I was once fat weighted about 82 kg, I joined gym and started eating properly and lost 20 KG in 10 months!
Living healthy rocks
eat Chapatti.
workout till failure
change exercise
increase weights
reduce workout time to one hour
^^
LOL...why ?
To reduce small belly do this exercise
*www.isteroids.com/bodybuilding/training_pictures/crunches.jpg
This is highly effective...do it as much as u can...its for abs only
Start with 10x2...
1. Dont move ur legs..
2. Dont stress ur neck too much.
3. Dont drink water/consume food 15 mins before this excercise
See to it that the pressure should be on ur belly/abs and not on neck GO-GO-GO
Thanks sujoyp...If i do this say 30 to 50 times...does it burn the belly fat fast?
Any tips to increase weight and get a good shape ..
I am 20 and still around 45-47 Kg and look very thin and pale ... Its not my eating habits its normal..
BTW do think people go to gym to tone their body ? Never seen any thin guy saying i go to gym
so i started exercising in feb , i was 70 kg and according to my bmi i was overweight
i lost 3 kgs in a months whcih was awesome.

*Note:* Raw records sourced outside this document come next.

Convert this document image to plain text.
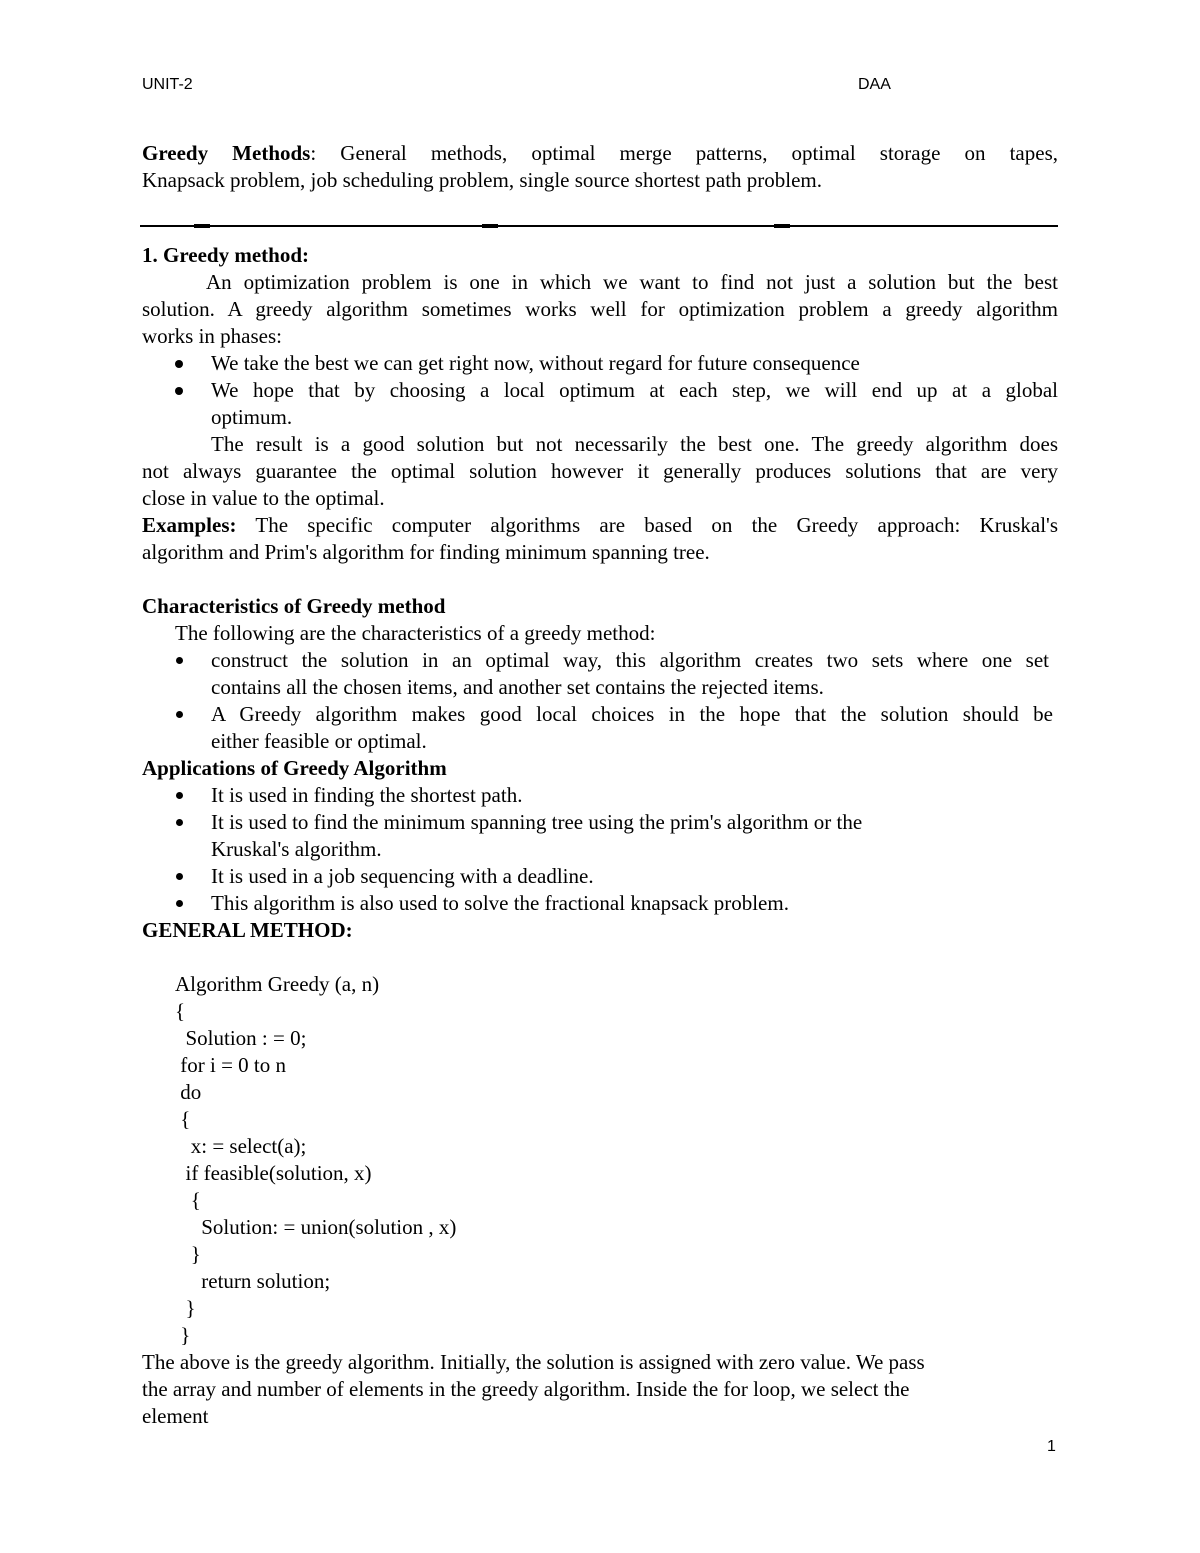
UNIT-2	DAA

Greedy Methods: General methods, optimal merge patterns, optimal storage on tapes,

Knapsack problem, job scheduling problem, single source shortest path problem.

1. Greedy method:

An optimization problem is one in which we want to find not just a solution but the best

solution. A greedy algorithm sometimes works well for optimization problem a greedy algorithm

works in phases:

We take the best we can get right now, without regard for future consequence
We hope that by choosing a local optimum at each step, we will end up at a global
optimum.

The result is a good solution but not necessarily the best one. The greedy algorithm does

not always guarantee the optimal solution however it generally produces solutions that are very

close in value to the optimal.

Examples: The specific computer algorithms are based on the Greedy approach: Kruskal's

algorithm and Prim's algorithm for finding minimum spanning tree.

Characteristics of Greedy method

The following are the characteristics of a greedy method:

construct the solution in an optimal way, this algorithm creates two sets where one set
contains all the chosen items, and another set contains the rejected items.
A Greedy algorithm makes good local choices in the hope that the solution should be
either feasible or optimal.

Applications of Greedy Algorithm

It is used in finding the shortest path.
It is used to find the minimum spanning tree using the prim's algorithm or the
Kruskal's algorithm.
It is used in a job sequencing with a deadline.
This algorithm is also used to solve the fractional knapsack problem.

GENERAL METHOD:

Algorithm Greedy (a, n)
{
Solution : = 0;
for i = 0 to n
do
{
x: = select(a);
if feasible(solution, x)
{
Solution: = union(solution , x)
}
return solution;
}
}

The above is the greedy algorithm. Initially, the solution is assigned with zero value. We pass

the array and number of elements in the greedy algorithm. Inside the for loop, we select the

element

1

Then i became busy and stopped.
Started gyming again from 12th may.
I was 67.8 kg.
I have stopped eating sweet dish completely and also stopped eating cheese. Eat less of rice and more of rotis.
I do tread mill for 15 mins on burn calorie setting.
then i do cross trainer for 10 mins on burn calories settings.
I burn about 250 kcals in total in these two.
then i do 6kg dumbles, a few sets.
I also do 3-4 machines (sorry i dont know there names) each with 20 kg+ weights.
started doing push ups/crunches ( i dont do it regularly.. should i do it regularly?)
but the main problem is that i seem to have hit a wall at 67kg. it's 4th june and i'm not losing weight at all.
What should i do? how should i change my routine?
btw, i have a useless trainer
^^first make your body stronger by doing bodyweight exercises like push ups, pull ups (I am not sure if you can do that because this one is considerably hard and even those who are brawny fails to do simple pull ups) and dips (start with bench dips and then parallel bar).
The point here is that you should be in total control of you body. Try to hang onto the bars and count when you feel like letting go your grip.
Eat regular food, may want to increase the intake and do include dry fruits.